If you were a newbie would you know what to search for?  What terms to pull up a jig?  One post full of pictures and a small description would be very helpful.


----------



## THarvey (Jan 12, 2010)

jleiwig said:


> That was kind of the point of this post!
> 
> If you were a newbie would you know what to search for?  What terms to pull up a jig?  One post full of pictures and a small description would be very helpful.




I'm not a newbie and I don't know how to search for some things.  Some people call jigs by different names than I would.

I placed the idea in the suggestion box and linked this thread.


----------



## ribanett (Jan 12, 2010)

I think its a good idea.:biggrin:

We have all said to ourselves "I don't know what I'm lookng for, but I'll know it when I see it"


----------



## jleiwig (Jan 12, 2010)

ribanett said:


> I think its a good idea.:biggrin:
> 
> We have all said to ourselves "I don't know what I'm lookng for, but I'll know it when I see it"


 
As I age...I say that about a lot of things.  :biggrin:


----------



## Texatdurango (Jan 12, 2010)

I just sent Jeff a note requesting a "Tools and Jigs" photo album be created.

For those not familiar with the photo albums and how to add to or edit photos, here is are some screen shots put together to show how easy it is.

I actually put this image in the "Shop Shots" album just so everyone can see how it all works in case they are unfamiliar with the process.

*Edit:* Tim, I didn't see where you had put the idea in the suggestion box until after I posted this, Oh well, now Jeff will see it twice! :biggrin:


----------



## rjwolfe3 (Jan 12, 2010)

The only thing that concerns me is that will there be no explanations with photos only.

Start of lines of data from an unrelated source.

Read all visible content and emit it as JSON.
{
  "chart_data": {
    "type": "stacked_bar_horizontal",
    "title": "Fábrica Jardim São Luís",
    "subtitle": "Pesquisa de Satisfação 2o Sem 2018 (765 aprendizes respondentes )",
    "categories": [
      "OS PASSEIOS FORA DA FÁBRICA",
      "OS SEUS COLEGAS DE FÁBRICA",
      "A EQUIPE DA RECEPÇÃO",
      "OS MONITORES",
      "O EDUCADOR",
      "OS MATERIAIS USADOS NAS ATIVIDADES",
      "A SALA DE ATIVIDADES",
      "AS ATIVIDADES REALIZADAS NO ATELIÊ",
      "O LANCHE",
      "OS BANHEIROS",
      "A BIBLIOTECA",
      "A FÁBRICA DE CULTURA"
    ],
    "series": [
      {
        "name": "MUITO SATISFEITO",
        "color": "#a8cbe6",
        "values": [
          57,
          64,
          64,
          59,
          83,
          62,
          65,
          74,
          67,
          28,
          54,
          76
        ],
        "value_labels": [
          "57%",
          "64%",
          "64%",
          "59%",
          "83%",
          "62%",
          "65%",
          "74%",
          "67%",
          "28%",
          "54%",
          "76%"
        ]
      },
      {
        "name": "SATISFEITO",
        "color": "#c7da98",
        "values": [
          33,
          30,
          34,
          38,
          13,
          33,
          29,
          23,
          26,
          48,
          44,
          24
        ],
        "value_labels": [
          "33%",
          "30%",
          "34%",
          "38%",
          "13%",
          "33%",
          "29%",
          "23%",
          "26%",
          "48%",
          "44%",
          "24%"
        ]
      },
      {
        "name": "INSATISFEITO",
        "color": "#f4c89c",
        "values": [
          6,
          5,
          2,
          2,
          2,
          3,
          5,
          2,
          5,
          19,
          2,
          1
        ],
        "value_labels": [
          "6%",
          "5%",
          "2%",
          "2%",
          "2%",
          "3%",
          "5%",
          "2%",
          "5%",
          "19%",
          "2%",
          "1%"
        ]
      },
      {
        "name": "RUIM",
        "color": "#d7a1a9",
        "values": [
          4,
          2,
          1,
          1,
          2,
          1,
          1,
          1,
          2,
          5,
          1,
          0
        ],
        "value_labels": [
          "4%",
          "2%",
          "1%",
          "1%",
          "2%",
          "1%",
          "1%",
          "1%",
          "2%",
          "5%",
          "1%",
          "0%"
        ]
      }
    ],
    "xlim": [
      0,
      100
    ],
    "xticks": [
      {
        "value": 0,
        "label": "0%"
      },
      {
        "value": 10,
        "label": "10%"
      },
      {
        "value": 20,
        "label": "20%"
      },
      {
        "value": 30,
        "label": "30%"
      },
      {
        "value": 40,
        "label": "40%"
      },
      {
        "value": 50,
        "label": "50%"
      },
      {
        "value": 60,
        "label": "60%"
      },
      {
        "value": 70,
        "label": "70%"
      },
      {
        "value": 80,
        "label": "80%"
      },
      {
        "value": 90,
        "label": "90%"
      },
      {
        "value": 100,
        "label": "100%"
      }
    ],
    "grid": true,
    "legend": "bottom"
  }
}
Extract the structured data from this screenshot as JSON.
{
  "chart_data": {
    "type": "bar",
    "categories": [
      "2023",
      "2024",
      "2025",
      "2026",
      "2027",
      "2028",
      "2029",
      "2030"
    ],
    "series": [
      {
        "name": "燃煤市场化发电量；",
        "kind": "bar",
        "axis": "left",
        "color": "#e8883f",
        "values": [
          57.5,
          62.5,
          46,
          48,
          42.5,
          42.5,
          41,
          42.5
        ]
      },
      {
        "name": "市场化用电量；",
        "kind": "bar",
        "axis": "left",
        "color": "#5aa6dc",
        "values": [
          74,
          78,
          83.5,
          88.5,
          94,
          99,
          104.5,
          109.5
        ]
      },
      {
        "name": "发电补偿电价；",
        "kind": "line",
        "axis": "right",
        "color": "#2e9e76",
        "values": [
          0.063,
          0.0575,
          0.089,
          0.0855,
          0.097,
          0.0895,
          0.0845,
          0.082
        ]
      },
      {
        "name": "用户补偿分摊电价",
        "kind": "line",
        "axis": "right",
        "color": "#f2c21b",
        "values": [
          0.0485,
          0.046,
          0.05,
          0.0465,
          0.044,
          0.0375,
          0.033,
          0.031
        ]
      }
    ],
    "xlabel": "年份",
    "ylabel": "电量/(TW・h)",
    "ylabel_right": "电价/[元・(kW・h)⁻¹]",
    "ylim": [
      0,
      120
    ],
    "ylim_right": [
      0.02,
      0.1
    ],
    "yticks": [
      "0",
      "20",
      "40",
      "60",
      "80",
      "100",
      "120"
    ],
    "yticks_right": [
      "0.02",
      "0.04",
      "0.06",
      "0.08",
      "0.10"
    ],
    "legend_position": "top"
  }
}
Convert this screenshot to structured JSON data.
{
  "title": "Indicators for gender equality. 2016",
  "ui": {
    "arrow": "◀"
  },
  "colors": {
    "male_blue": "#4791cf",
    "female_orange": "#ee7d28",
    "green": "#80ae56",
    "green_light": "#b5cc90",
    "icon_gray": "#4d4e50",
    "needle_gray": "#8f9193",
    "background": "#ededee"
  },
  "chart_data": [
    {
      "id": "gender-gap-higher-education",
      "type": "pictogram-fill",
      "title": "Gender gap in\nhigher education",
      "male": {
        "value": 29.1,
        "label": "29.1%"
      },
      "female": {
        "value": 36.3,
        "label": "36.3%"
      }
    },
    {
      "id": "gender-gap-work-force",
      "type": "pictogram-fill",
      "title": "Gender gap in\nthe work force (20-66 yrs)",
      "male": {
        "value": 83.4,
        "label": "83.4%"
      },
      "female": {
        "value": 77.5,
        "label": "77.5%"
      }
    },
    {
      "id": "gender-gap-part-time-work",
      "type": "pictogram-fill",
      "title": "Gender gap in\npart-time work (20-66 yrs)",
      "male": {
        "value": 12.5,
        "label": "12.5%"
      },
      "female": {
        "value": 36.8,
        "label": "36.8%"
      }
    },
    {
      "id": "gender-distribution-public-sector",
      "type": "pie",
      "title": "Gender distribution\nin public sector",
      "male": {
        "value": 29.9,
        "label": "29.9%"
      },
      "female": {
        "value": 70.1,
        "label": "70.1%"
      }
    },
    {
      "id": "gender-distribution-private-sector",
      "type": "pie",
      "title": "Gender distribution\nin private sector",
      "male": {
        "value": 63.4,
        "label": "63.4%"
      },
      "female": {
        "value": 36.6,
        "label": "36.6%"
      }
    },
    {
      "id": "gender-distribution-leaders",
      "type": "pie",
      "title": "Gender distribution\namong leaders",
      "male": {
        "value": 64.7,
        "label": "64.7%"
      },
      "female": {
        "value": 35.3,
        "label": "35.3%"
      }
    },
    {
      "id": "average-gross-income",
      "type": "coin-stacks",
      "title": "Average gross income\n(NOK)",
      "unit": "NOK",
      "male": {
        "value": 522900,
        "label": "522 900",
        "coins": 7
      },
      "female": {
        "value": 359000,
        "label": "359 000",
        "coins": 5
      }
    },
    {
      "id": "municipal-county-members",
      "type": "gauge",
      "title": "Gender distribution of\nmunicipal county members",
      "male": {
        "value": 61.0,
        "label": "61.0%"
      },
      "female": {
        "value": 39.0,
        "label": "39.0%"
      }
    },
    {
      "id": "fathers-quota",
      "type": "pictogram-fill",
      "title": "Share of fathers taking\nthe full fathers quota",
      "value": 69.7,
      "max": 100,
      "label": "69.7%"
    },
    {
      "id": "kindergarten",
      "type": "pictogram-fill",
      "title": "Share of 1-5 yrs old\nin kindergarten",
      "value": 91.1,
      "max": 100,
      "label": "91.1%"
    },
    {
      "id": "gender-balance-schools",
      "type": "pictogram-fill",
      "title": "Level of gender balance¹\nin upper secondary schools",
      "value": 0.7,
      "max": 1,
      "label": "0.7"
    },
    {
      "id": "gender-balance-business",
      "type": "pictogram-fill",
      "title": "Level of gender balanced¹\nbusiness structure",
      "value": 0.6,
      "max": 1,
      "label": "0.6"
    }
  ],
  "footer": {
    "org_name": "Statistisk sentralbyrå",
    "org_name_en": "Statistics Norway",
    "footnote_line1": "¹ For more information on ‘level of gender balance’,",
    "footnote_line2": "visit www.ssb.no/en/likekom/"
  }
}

I would rather there be one thread similar to the "how do you look" thread.


----------



## Texatdurango (Jan 12, 2010)

rjwolfe3 said:


> The only thing that concerns me is that will there be no explanations with photos only. I would rather there be one thread similar to the "how do you look" thread.


 
Rob, not so. If you visit the "Shop Shots" album you will see where I just added the image from my post above.

Directly below the photo is a description added by the original poster.

Below that is an area where comments can be made and discussion can be held.

What do you think?


----------



## rjwolfe3 (Jan 12, 2010)

It would work if and only if everyone else did the same thing. I think there are a lot of photos posted in different albums that have no description.


----------



## Texatdurango (Jan 12, 2010)

Jeff just created the new photo album, so now it's up to us to populate and use the album.

Time will tell if it's a winner or not and that is up to us and how we take advantage of it.


----------



## jleiwig (Jan 12, 2010)

Texatdurango said:


> Time will tell if it's a winner or not and that is up to us and how we take advantage of it.


 
The same could be said for the Wiki as well.  I wish I had more time to go through it and add to it.  It could be one of the greatest resources the IAP has ever produced.


----------



## mbroberg (Jan 12, 2010)

Justin and George make a pretty good team!  Within the last two weeks Justin has come up with ideas that George has put into action.  Thanks guys!

Hey Justin, what are your thoughts on global warming, health care and the national debt?


----------



## Texatdurango (Jan 12, 2010)

mbroberg said:


> Justin and George make a pretty good team! Within the last two weeks Justin has come up with ideas that George has put into action. Thanks guys!
> 
> Hey Justin, what are your thoughts on global warming, health care and the national debt?


 
Yeah.... like I'm gonna tackle any of those issues :biggrin:


----------



## jleiwig (Jan 12, 2010)

mbroberg said:


> Hey Justin, what are your thoughts on global warming, health care and the national debt?


 
In order..I'm freezing my tail off, I'm glad I have it, and I don't want it! :biggrin:


----------



## glycerine (Jan 13, 2010)

I too would like to see a collection of "homemade jig" pics as I am currently working on a grinding jig and need some more ideas!


----------